3) Environmental anthropology includes the study of ethno-botany, a study of human-plant relations that can provide anthropologists great insight into the ‘worldview and ontologies’ of many societies. Discuss and explain, using several ethnographic examples to illustrate (R. Ellen 1986; Bulmer; Plotkin 2000; Anderson 2016; F. Berkes; Willerslev 2007). 

4) The United Nations Environmental Program (UNEP) recently marked its 50th Anniversary as a global agency that monitors and provides advice on urgent environmental concerns. Discuss the mandate of the UNDP and the most pressing issues it addresses today, as well as some of the challenges it currently faces as an agency of global governance (for background, see Nature 591:8, 2021). 

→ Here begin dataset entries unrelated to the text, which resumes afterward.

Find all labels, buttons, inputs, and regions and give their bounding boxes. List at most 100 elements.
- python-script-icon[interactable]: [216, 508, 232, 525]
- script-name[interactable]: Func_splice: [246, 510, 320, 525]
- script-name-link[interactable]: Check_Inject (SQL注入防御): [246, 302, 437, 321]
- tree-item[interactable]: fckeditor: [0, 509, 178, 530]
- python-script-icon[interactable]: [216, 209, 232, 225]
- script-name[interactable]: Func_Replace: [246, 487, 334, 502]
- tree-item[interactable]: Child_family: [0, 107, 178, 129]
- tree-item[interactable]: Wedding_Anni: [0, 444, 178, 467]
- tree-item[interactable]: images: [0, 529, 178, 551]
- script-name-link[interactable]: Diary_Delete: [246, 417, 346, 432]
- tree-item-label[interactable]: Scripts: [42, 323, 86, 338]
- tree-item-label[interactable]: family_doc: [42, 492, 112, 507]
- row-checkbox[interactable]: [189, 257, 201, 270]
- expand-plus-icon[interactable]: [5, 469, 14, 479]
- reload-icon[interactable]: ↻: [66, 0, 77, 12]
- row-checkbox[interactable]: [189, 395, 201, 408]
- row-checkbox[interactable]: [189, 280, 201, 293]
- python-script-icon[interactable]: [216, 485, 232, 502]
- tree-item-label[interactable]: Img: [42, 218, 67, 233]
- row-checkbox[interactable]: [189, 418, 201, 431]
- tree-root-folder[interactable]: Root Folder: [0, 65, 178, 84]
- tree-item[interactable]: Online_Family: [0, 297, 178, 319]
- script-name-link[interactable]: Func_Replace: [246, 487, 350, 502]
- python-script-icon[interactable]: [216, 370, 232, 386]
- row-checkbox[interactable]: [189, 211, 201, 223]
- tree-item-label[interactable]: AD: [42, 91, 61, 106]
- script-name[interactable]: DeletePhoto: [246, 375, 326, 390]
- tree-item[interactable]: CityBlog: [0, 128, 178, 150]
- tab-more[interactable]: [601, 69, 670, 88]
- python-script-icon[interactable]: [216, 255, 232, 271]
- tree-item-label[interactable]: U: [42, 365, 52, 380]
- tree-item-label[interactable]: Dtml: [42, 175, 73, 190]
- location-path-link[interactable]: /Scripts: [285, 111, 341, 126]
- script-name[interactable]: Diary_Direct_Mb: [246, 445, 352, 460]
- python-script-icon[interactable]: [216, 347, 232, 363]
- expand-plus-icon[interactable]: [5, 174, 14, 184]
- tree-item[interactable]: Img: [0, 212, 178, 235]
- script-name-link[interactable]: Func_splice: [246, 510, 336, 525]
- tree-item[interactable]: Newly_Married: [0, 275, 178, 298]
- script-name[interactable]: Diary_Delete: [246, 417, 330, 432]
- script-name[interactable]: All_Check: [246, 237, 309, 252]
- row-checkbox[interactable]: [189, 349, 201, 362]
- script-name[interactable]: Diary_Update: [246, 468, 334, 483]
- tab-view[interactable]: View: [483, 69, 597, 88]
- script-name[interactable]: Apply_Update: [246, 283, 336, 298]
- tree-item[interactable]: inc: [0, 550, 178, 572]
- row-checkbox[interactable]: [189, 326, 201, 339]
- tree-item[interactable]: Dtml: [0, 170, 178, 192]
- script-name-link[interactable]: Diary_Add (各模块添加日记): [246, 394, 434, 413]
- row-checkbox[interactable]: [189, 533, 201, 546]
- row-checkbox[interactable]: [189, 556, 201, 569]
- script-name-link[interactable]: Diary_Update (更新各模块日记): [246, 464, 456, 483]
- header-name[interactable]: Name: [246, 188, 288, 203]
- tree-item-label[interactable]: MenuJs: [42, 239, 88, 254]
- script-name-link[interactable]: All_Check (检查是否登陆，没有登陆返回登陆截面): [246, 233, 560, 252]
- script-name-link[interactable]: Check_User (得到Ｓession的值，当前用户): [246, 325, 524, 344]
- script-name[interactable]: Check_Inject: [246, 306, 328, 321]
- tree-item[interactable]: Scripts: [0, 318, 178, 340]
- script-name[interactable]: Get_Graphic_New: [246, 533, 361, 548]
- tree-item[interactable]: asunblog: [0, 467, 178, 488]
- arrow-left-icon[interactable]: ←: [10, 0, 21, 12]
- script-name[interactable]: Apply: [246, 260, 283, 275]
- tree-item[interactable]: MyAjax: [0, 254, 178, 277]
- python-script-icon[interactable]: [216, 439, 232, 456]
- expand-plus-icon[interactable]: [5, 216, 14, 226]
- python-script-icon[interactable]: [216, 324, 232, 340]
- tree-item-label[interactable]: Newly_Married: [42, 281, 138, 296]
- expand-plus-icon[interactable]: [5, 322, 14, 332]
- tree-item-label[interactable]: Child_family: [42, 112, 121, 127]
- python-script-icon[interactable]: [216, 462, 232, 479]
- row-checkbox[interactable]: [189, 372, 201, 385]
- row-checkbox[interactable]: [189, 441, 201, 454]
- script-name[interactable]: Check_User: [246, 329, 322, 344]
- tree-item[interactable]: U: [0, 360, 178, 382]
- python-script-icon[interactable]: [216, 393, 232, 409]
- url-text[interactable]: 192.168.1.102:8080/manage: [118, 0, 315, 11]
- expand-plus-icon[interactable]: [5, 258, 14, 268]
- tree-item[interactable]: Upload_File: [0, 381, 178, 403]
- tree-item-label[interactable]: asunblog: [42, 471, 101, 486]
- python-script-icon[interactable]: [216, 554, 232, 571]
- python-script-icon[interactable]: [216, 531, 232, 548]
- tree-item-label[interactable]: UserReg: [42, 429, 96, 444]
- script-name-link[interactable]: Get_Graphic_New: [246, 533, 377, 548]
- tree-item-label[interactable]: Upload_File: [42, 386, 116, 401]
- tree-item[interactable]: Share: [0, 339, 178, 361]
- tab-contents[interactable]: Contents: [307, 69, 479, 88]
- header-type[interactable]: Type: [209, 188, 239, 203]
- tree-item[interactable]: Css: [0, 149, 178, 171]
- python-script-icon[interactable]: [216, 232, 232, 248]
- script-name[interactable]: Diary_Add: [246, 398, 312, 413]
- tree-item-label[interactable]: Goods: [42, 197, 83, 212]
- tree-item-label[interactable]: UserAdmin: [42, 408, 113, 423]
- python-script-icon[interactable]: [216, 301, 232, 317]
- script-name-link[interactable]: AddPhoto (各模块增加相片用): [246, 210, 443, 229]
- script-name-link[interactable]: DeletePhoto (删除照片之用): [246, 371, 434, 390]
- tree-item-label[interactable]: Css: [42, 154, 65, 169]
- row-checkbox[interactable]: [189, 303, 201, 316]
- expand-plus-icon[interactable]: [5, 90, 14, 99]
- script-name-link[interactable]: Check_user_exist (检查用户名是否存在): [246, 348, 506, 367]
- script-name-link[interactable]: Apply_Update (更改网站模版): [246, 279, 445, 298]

5) Explore current themes on the significance that ‘forests’ can carry for 2-3 different cultures; not only for livelihood but also in relation to cosmological beliefs, biodiversity, ethnoecology, and as sacred sites. How have cultural views influenced the legal rights of trees’ movement?  (Bell &West 2015; (Haberman 2013, Bell and West 2015; E. Kohn, Plotkin, Chandel 2022; Stone 2010).